Joseph shifted in his chair. She didn't know much about his personal story, next to nothing, really, but this seemed to be an issue that had some resonance for him. Might as well play it, she thought.

“We're not a big family,” she said. “And there really isn't anyone else in the position to help. So, it's pretty much landed on me.”

“I know how that goes,” he muttered.

She nodded. “So I'm going to have to be out of town a lot for the next few months. And what I was wondering was, if you'd be willing to
. . .
take on a little more of a managerial role while I'm gone. I'll pay you for it.”

Now Joseph looked alarmed. “The paperwork and stuff, it's not really my thing.”

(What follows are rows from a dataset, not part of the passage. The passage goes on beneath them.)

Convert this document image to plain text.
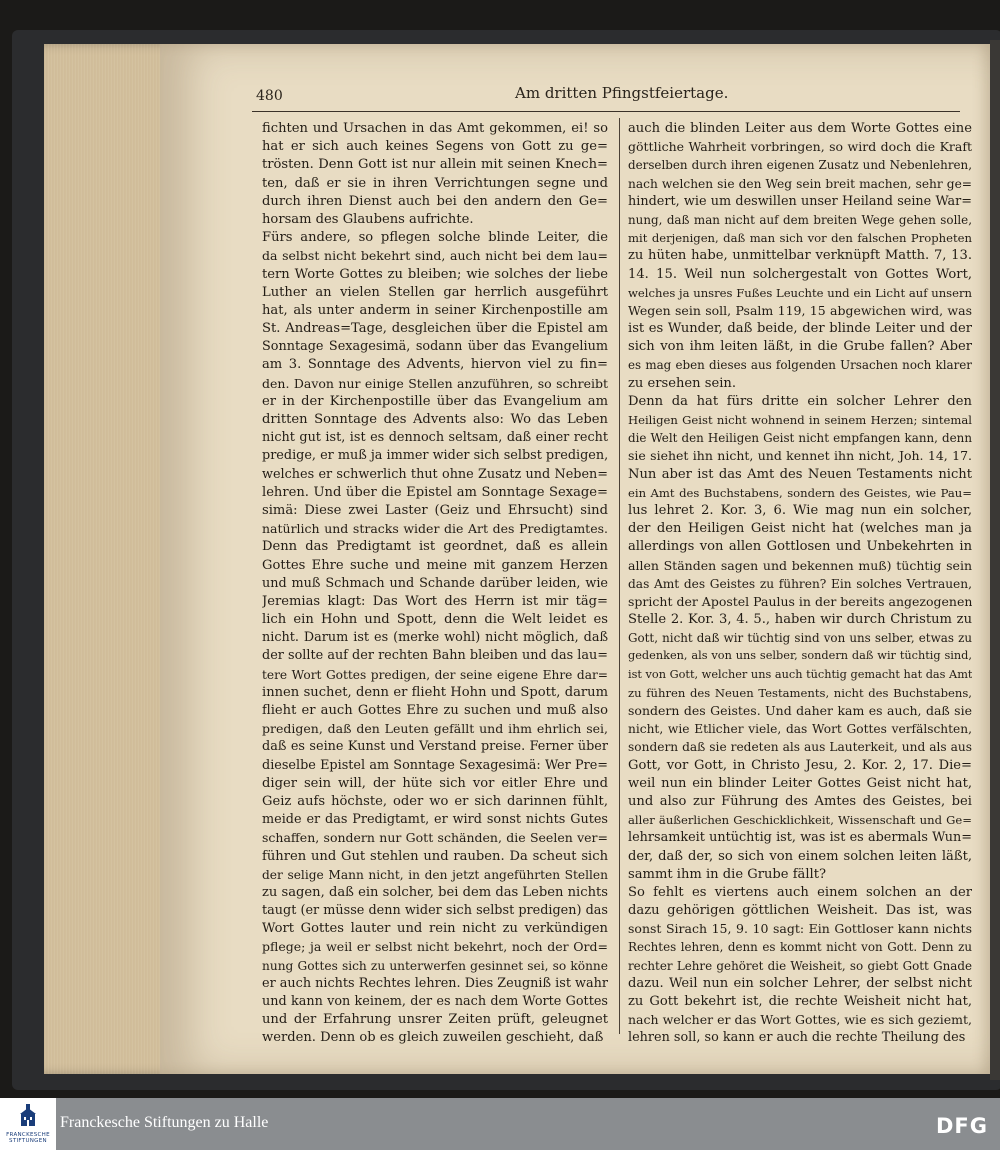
480	Am dritten Pfingstfeiertage.
fichten und Ursachen in das Amt gekommen, ei! so
hat er sich auch keines Segens von Gott zu ge=
trösten. Denn Gott ist nur allein mit seinen Knech=
ten, daß er sie in ihren Verrichtungen segne und
durch ihren Dienst auch bei den andern den Ge=
horsam des Glaubens aufrichte.
Fürs andere, so pflegen solche blinde Leiter, die
da selbst nicht bekehrt sind, auch nicht bei dem lau=
tern Worte Gottes zu bleiben; wie solches der liebe
Luther an vielen Stellen gar herrlich ausgeführt
hat, als unter anderm in seiner Kirchenpostille am
St. Andreas=Tage, desgleichen über die Epistel am
Sonntage Sexagesimä, sodann über das Evangelium
am 3. Sonntage des Advents, hiervon viel zu fin=
den. Davon nur einige Stellen anzuführen, so schreibt
er in der Kirchenpostille über das Evangelium am
dritten Sonntage des Advents also: Wo das Leben
nicht gut ist, ist es dennoch seltsam, daß einer recht
predige, er muß ja immer wider sich selbst predigen,
welches er schwerlich thut ohne Zusatz und Neben=
lehren. Und über die Epistel am Sonntage Sexage=
simä: Diese zwei Laster (Geiz und Ehrsucht) sind
natürlich und stracks wider die Art des Predigtamtes.
Denn das Predigtamt ist geordnet, daß es allein
Gottes Ehre suche und meine mit ganzem Herzen
und muß Schmach und Schande darüber leiden, wie
Jeremias klagt: Das Wort des Herrn ist mir täg=
lich ein Hohn und Spott, denn die Welt leidet es
nicht. Darum ist es (merke wohl) nicht möglich, daß
der sollte auf der rechten Bahn bleiben und das lau=
tere Wort Gottes predigen, der seine eigene Ehre dar=
innen suchet, denn er flieht Hohn und Spott, darum
flieht er auch Gottes Ehre zu suchen und muß also
predigen, daß den Leuten gefällt und ihm ehrlich sei,
daß es seine Kunst und Verstand preise. Ferner über
dieselbe Epistel am Sonntage Sexagesimä: Wer Pre=
diger sein will, der hüte sich vor eitler Ehre und
Geiz aufs höchste, oder wo er sich darinnen fühlt,
meide er das Predigtamt, er wird sonst nichts Gutes
schaffen, sondern nur Gott schänden, die Seelen ver=
führen und Gut stehlen und rauben. Da scheut sich
der selige Mann nicht, in den jetzt angeführten Stellen
zu sagen, daß ein solcher, bei dem das Leben nichts
taugt (er müsse denn wider sich selbst predigen) das
Wort Gottes lauter und rein nicht zu verkündigen
pflege; ja weil er selbst nicht bekehrt, noch der Ord=
nung Gottes sich zu unterwerfen gesinnet sei, so könne
er auch nichts Rechtes lehren. Dies Zeugniß ist wahr
und kann von keinem, der es nach dem Worte Gottes
und der Erfahrung unsrer Zeiten prüft, geleugnet
werden. Denn ob es gleich zuweilen geschieht, daß
auch die blinden Leiter aus dem Worte Gottes eine
göttliche Wahrheit vorbringen, so wird doch die Kraft
derselben durch ihren eigenen Zusatz und Nebenlehren,
nach welchen sie den Weg sein breit machen, sehr ge=
hindert, wie um deswillen unser Heiland seine War=
nung, daß man nicht auf dem breiten Wege gehen solle,
mit derjenigen, daß man sich vor den falschen Propheten
zu hüten habe, unmittelbar verknüpft Matth. 7, 13.
14. 15. Weil nun solchergestalt von Gottes Wort,
welches ja unsres Fußes Leuchte und ein Licht auf unsern
Wegen sein soll, Psalm 119, 15 abgewichen wird, was
ist es Wunder, daß beide, der blinde Leiter und der
sich von ihm leiten läßt, in die Grube fallen? Aber
es mag eben dieses aus folgenden Ursachen noch klarer
zu ersehen sein.
Denn da hat fürs dritte ein solcher Lehrer den
Heiligen Geist nicht wohnend in seinem Herzen; sintemal
die Welt den Heiligen Geist nicht empfangen kann, denn
sie siehet ihn nicht, und kennet ihn nicht, Joh. 14, 17.
Nun aber ist das Amt des Neuen Testaments nicht
ein Amt des Buchstabens, sondern des Geistes, wie Pau=
lus lehret 2. Kor. 3, 6. Wie mag nun ein solcher,
der den Heiligen Geist nicht hat (welches man ja
allerdings von allen Gottlosen und Unbekehrten in
allen Ständen sagen und bekennen muß) tüchtig sein
das Amt des Geistes zu führen? Ein solches Vertrauen,
spricht der Apostel Paulus in der bereits angezogenen
Stelle 2. Kor. 3, 4. 5., haben wir durch Christum zu
Gott, nicht daß wir tüchtig sind von uns selber, etwas zu
gedenken, als von uns selber, sondern daß wir tüchtig sind,
ist von Gott, welcher uns auch tüchtig gemacht hat das Amt
zu führen des Neuen Testaments, nicht des Buchstabens,
sondern des Geistes. Und daher kam es auch, daß sie
nicht, wie Etlicher viele, das Wort Gottes verfälschten,
sondern daß sie redeten als aus Lauterkeit, und als aus
Gott, vor Gott, in Christo Jesu, 2. Kor. 2, 17. Die=
weil nun ein blinder Leiter Gottes Geist nicht hat,
und also zur Führung des Amtes des Geistes, bei
aller äußerlichen Geschicklichkeit, Wissenschaft und Ge=
lehrsamkeit untüchtig ist, was ist es abermals Wun=
der, daß der, so sich von einem solchen leiten läßt,
sammt ihm in die Grube fällt?
So fehlt es viertens auch einem solchen an der
dazu gehörigen göttlichen Weisheit. Das ist, was
sonst Sirach 15, 9. 10 sagt: Ein Gottloser kann nichts
Rechtes lehren, denn es kommt nicht von Gott. Denn zu
rechter Lehre gehöret die Weisheit, so giebt Gott Gnade
dazu. Weil nun ein solcher Lehrer, der selbst nicht
zu Gott bekehrt ist, die rechte Weisheit nicht hat,
nach welcher er das Wort Gottes, wie es sich geziemt,
lehren soll, so kann er auch die rechte Theilung des
FRANCKESCHE STIFTUNGEN
Franckesche Stiftungen zu Halle	DFG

“I know that,” she said quickly. “I mean as an executive chef. For the administrative end, I was thinking about promoting Helen. She seems really organized to me, and like she has a sense of the big picture.”

The truth was, Helen already was a de facto manager during the times that Michelle wasn't there. She did everything but the accounting, and there was no reason that she couldn't do that as well, at least do enough of it to keep things running for the next few months.

“Yeah,” Joseph said slowly. “Yeah, she's good.”

“We'll need to find another server. Do you know anyone?”

“I can find someone,” he said.

She'd called Sam. Had
Evergreen squared away, to the extent that it could be.